Tomás apela ao pragmatismo e inteligência daqueles que defendem o combate às alterações climáticas. Isto porque, “estamos num ponto de inflexão na política europeia e no mundo”. “Este combate faz-se com as pessoas e não contra as pessoas.” Por isso, há certas formas de protesto utilizadas pela Climáximo e outros, como bloquear estradas e atirar tinta a quadros, que “não são as mais inteligentes, pois viram pessoas contra esta causa”, defende o representante do Livre. 

“As obras de arte e a cultura também são importantes para a humanidade”, reforça. Apesar de Tomás reconhecer a eficácia de protestos que causem desconforto para chamar a atenção, sublinha que é um “caminho muito estreito”. “Se gera demasiado desconforto, vira a opinião pública contra esse tipo de protesto, acaba por ser mais nocivo do que benéfico”, frisa. “Partilho as mesmas ansiedades ecológicas de quem se manifesta, mas nesta fase é importante arranjar formas de luta que não virem as pessoas umas contra as outras.” 

Rodrigo partilha da mesma visão: "As causas são excelentes, mas o método não é o melhor. Tal como o Tomás disse, precisamos de todos para o combate às alterações climáticas.” Para o representante do PAN, quando as iniciativas viram a opinião pública contra o protesto, “é a causa que sai prejudicada”. “É preciso sermos uns para os outros, estamos juntos nisto.”

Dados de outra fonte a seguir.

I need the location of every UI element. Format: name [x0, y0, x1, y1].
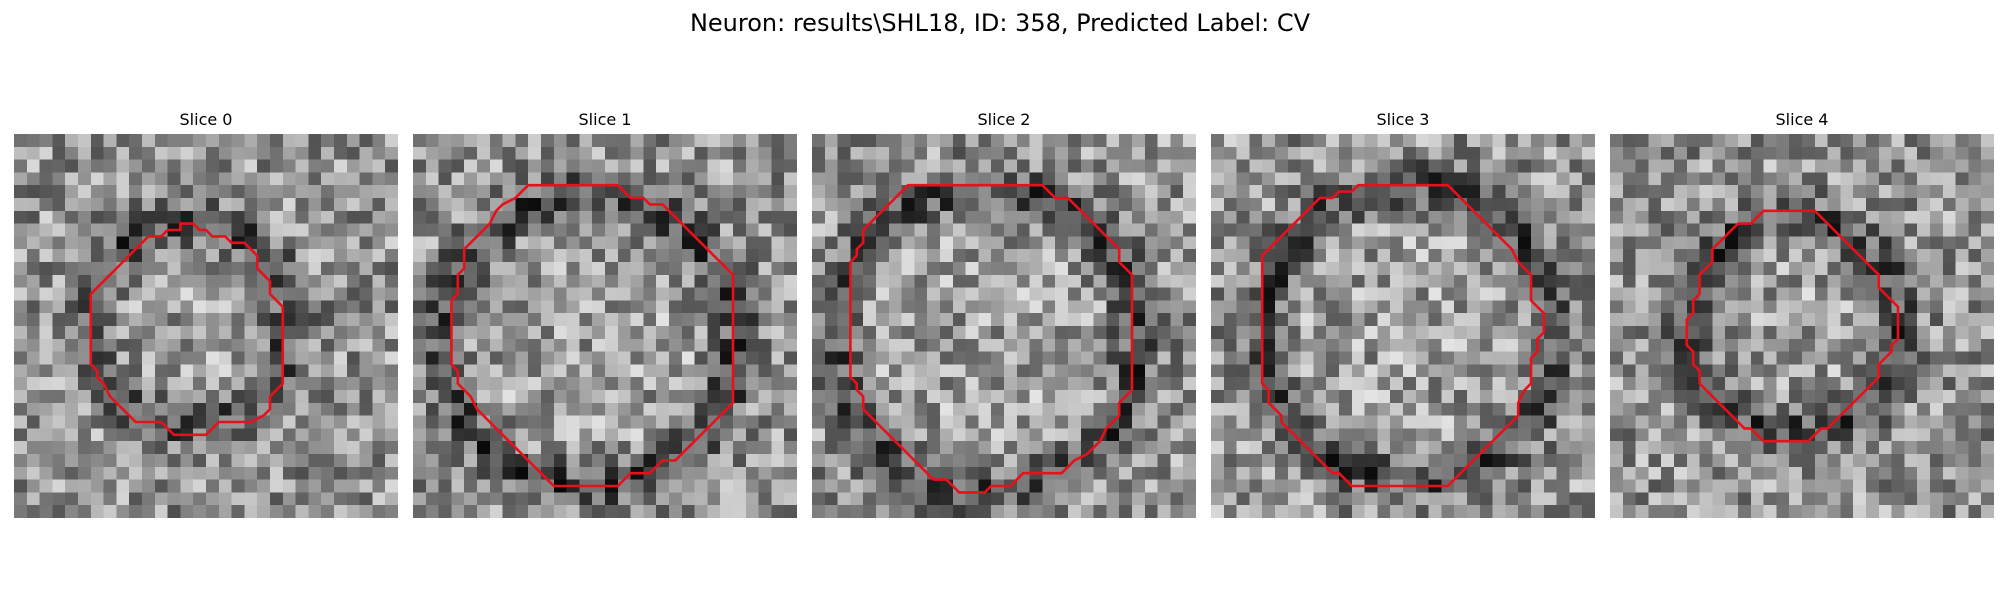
slice-image-1	[413, 134, 797, 518]
contour-outline-2	[849, 183, 1134, 494]
contour-outline-3	[1260, 183, 1546, 488]
slice-image-4	[1610, 134, 1994, 518]
slice-title-0: Slice 0	[179, 110, 233, 129]
slice-panel-4: Slice 4	[1610, 108, 1994, 518]
slice-title-4: Slice 4	[1775, 110, 1829, 129]
slice-panel-3: Slice 3	[1211, 108, 1595, 518]
figure-title: Neuron: results\SHL18, ID: 358, Predicte…	[689, 9, 1311, 37]
slice-title-3: Slice 3	[1376, 110, 1430, 129]
slice-panel-0: Slice 0	[14, 108, 398, 518]
slice-image-0	[14, 134, 398, 518]
slice-panel-1: Slice 1	[413, 108, 797, 518]
slice-title-1: Slice 1	[578, 110, 632, 129]
contour-outline-0	[89, 222, 285, 437]
contour-outline-1	[450, 183, 735, 488]
slice-title-2: Slice 2	[977, 110, 1031, 129]
contour-outline-4	[1685, 209, 1900, 443]
slice-image-2	[812, 134, 1196, 518]
slice-panel-2: Slice 2	[812, 108, 1196, 518]
slice-image-3	[1211, 134, 1595, 518]
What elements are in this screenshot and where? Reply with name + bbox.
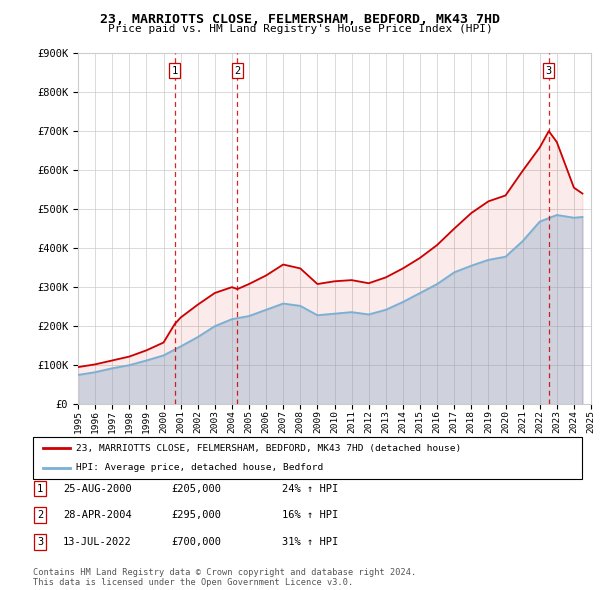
Text: 1: 1 xyxy=(37,484,43,493)
Text: 25-AUG-2000: 25-AUG-2000 xyxy=(63,484,132,493)
Text: £205,000: £205,000 xyxy=(171,484,221,493)
Text: 28-APR-2004: 28-APR-2004 xyxy=(63,510,132,520)
Text: 31% ↑ HPI: 31% ↑ HPI xyxy=(282,537,338,546)
Text: £700,000: £700,000 xyxy=(171,537,221,546)
Text: 3: 3 xyxy=(545,65,552,76)
Text: £295,000: £295,000 xyxy=(171,510,221,520)
FancyBboxPatch shape xyxy=(33,437,582,479)
Text: Price paid vs. HM Land Registry's House Price Index (HPI): Price paid vs. HM Land Registry's House … xyxy=(107,24,493,34)
Text: 2: 2 xyxy=(37,510,43,520)
Text: HPI: Average price, detached house, Bedford: HPI: Average price, detached house, Bedf… xyxy=(76,463,323,472)
Text: 24% ↑ HPI: 24% ↑ HPI xyxy=(282,484,338,493)
Text: 23, MARRIOTTS CLOSE, FELMERSHAM, BEDFORD, MK43 7HD: 23, MARRIOTTS CLOSE, FELMERSHAM, BEDFORD… xyxy=(100,13,500,26)
Text: 16% ↑ HPI: 16% ↑ HPI xyxy=(282,510,338,520)
Text: 23, MARRIOTTS CLOSE, FELMERSHAM, BEDFORD, MK43 7HD (detached house): 23, MARRIOTTS CLOSE, FELMERSHAM, BEDFORD… xyxy=(76,444,461,453)
Text: 13-JUL-2022: 13-JUL-2022 xyxy=(63,537,132,546)
Text: 2: 2 xyxy=(234,65,241,76)
Text: 3: 3 xyxy=(37,537,43,546)
Text: 1: 1 xyxy=(172,65,178,76)
Text: Contains HM Land Registry data © Crown copyright and database right 2024.
This d: Contains HM Land Registry data © Crown c… xyxy=(33,568,416,587)
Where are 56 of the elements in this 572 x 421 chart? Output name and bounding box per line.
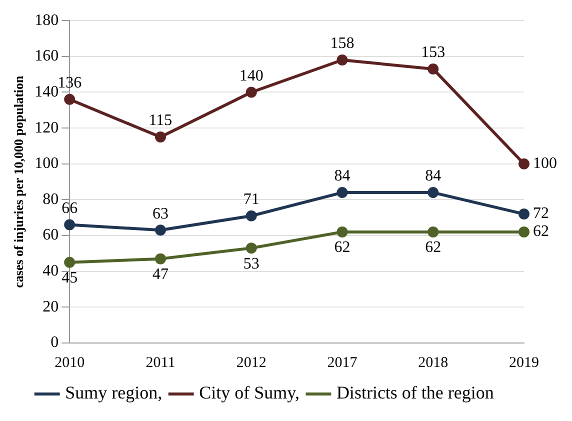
- point: [518, 158, 530, 170]
- point: [336, 226, 348, 238]
- point: [154, 132, 166, 143]
- y-tick-label: 60: [42, 226, 59, 244]
- point: [246, 86, 257, 98]
- point: [64, 94, 76, 105]
- y-tick-label: 20: [42, 298, 59, 316]
- x-tick-label: 2017: [327, 354, 358, 371]
- data-label: 47: [152, 266, 168, 284]
- legend-label: City of Sumy,: [199, 382, 300, 403]
- x-tick-label: 2019: [509, 354, 539, 371]
- data-label: 153: [421, 44, 446, 62]
- data-label: 66: [62, 200, 78, 217]
- y-tick-label: 120: [34, 119, 59, 136]
- y-tick-label: 140: [34, 83, 59, 100]
- data-label: 62: [425, 239, 442, 256]
- data-label: 115: [148, 112, 172, 130]
- data-label: 71: [243, 191, 260, 208]
- legend-label: Sumy region,: [65, 382, 162, 403]
- data-label: 72: [533, 205, 549, 222]
- y-tick-label: 0: [50, 334, 59, 352]
- y-axis-title: cases of injuries per 10,000 population: [11, 74, 26, 288]
- point: [64, 219, 76, 230]
- point: [518, 226, 530, 238]
- y-tick-label: 160: [34, 48, 59, 65]
- legend-label: Districts of the region: [336, 382, 494, 403]
- y-tick-label: 180: [34, 12, 59, 29]
- data-label: 136: [58, 74, 82, 92]
- x-tick-label: 2018: [418, 354, 448, 371]
- data-label: 63: [152, 205, 168, 222]
- data-label: 62: [334, 239, 350, 256]
- y-tick-label: 40: [42, 262, 59, 280]
- point: [428, 226, 439, 238]
- point: [428, 187, 439, 198]
- point: [428, 63, 439, 74]
- point: [518, 208, 530, 220]
- data-label: 45: [62, 270, 78, 287]
- data-label: 100: [533, 155, 557, 172]
- point: [336, 54, 348, 66]
- y-tick-label: 100: [34, 155, 59, 172]
- data-label: 84: [334, 168, 350, 185]
- data-label: 53: [243, 255, 260, 272]
- data-label: 62: [533, 223, 549, 240]
- point: [246, 210, 257, 222]
- point: [154, 253, 166, 264]
- x-tick-label: 2011: [146, 354, 176, 371]
- data-label: 140: [239, 67, 264, 84]
- data-label: 84: [425, 168, 442, 185]
- point: [336, 187, 348, 198]
- x-tick-label: 2010: [54, 354, 85, 371]
- x-tick-label: 2012: [236, 354, 266, 371]
- point: [154, 224, 166, 236]
- y-tick-label: 80: [42, 190, 59, 208]
- point: [246, 242, 257, 254]
- data-label: 158: [330, 35, 354, 52]
- point: [64, 256, 76, 268]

Depois de uma conversa entre o Livre e o PAN, Rodrigo confessa que valoriza “a partilha da causa ambiental” e o próprio Rui Tavares. “Já gostava dele pelo seu trabalho de historiador. E também admiro o Tomás.” “Estragaste-me a resposta”, ri Tomás, que ia dizer que também admira Rodrigo. No que toca ao partido, Tomás admira a capacidade de trabalho do PAN.